One amendment calls for “defunding Obama’s teleprompters.” REALLY? What happened to “JOBS JOBS JOBS”? House Republicans, you are a ridiculous, silly, and completely useless lot. I propose we cut spending by eliminating all of your salaries, not to mention your health insurance coverage that I and all taxpayers are paying for. Get off the socialist teat, how about it?

Since the House Appropriations Committee introduced its stopgap budget proposal late last week, lawmakers have introduced more than 400 amendments that the chamber will be busy considering this week. Some amendments would restore funding for programs on the chopping block, others would make even deeper cuts to reduce the deficit and many reflect long-held partisan priorities.

Rep. Louie Gohmert (R-Tex.), for example, has introduced an amendment that bars the General Services Administration from paying construction or leasing costs for any federal building in the nation’s capital. This situation could potentially lead to federal buildings that are leased, rather than owned by GSA, possibly defaulting on their lease agreements.

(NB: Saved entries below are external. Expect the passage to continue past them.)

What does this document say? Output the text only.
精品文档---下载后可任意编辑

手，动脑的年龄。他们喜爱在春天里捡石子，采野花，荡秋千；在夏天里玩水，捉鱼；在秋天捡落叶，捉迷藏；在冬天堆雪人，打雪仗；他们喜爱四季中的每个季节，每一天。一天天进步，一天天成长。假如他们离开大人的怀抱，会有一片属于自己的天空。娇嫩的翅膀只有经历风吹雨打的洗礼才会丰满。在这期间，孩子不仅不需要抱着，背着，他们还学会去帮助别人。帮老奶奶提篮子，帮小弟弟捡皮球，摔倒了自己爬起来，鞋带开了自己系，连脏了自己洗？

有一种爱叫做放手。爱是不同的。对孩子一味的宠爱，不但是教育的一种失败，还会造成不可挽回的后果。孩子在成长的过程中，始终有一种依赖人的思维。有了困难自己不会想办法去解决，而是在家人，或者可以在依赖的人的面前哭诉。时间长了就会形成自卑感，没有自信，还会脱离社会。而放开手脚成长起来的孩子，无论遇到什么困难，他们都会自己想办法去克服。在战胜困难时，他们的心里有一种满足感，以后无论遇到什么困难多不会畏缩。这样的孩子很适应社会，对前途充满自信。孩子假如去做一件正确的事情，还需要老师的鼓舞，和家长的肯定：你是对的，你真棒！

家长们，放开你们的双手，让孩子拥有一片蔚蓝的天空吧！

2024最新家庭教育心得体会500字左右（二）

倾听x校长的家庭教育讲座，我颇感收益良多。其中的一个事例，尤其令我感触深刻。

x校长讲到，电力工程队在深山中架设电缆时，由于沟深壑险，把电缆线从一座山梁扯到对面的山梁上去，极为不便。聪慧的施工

Rep. Steve Scalise (R-La.) has offered an amendment that would prohibit the president from using federal funds to pay for the salaries and expenses of his “czars” — the shorthand for White House officials who are appointed without Senate confirmation. However, Scalise lists the specific names of positions that cannot receive the funds. Conceivably, the President could simply rename those jobs.

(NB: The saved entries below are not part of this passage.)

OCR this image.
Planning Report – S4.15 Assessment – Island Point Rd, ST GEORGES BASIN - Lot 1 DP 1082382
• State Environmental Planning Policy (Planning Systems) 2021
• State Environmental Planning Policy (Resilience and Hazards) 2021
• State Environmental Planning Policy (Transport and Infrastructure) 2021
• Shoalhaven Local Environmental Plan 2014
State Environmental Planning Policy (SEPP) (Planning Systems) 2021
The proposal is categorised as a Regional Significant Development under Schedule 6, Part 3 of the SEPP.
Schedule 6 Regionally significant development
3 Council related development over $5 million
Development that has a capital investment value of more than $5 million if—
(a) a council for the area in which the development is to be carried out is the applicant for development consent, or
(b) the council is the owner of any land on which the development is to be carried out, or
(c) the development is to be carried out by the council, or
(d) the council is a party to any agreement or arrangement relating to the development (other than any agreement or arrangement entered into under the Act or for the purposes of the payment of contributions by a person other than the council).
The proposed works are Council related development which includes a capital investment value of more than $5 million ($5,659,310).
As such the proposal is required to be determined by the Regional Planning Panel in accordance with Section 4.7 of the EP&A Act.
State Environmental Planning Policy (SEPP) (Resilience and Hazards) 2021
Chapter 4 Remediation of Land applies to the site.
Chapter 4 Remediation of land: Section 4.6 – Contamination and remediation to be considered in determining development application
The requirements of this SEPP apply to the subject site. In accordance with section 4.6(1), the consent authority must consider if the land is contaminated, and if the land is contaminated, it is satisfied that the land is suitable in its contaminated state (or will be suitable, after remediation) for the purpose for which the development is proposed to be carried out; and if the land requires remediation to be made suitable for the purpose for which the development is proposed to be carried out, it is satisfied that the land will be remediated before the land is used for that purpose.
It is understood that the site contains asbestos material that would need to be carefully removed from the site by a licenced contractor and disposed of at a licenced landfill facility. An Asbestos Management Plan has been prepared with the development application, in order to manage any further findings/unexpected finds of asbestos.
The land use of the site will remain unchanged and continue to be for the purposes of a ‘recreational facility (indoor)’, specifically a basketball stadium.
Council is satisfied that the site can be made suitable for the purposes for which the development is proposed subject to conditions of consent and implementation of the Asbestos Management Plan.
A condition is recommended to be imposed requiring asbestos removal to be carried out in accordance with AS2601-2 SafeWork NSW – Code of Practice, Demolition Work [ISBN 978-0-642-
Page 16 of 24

Rep. Paul Broun’s (R-Ga.) amendment mandates that no federal funds may be spent on vacant federal properties. However, this could result in properties — such as the White Oak Federal Department of Agriculture building in Maryland, which is 90 percent finished but still unoccupied — being left vacant and unfinished.

Rep. Steve Womack (R-Ark.) intended to introduce an amendment that would prohibit federal funds from being used to buy and maintain teleprompters for President Obama, but his spokesman told The Huffington Post that they couldn’t get the Congressional Budget Office’s score in time to submit it. The congressman plans to introduce it in the future though and anticipates it could save taxpayers $5 million.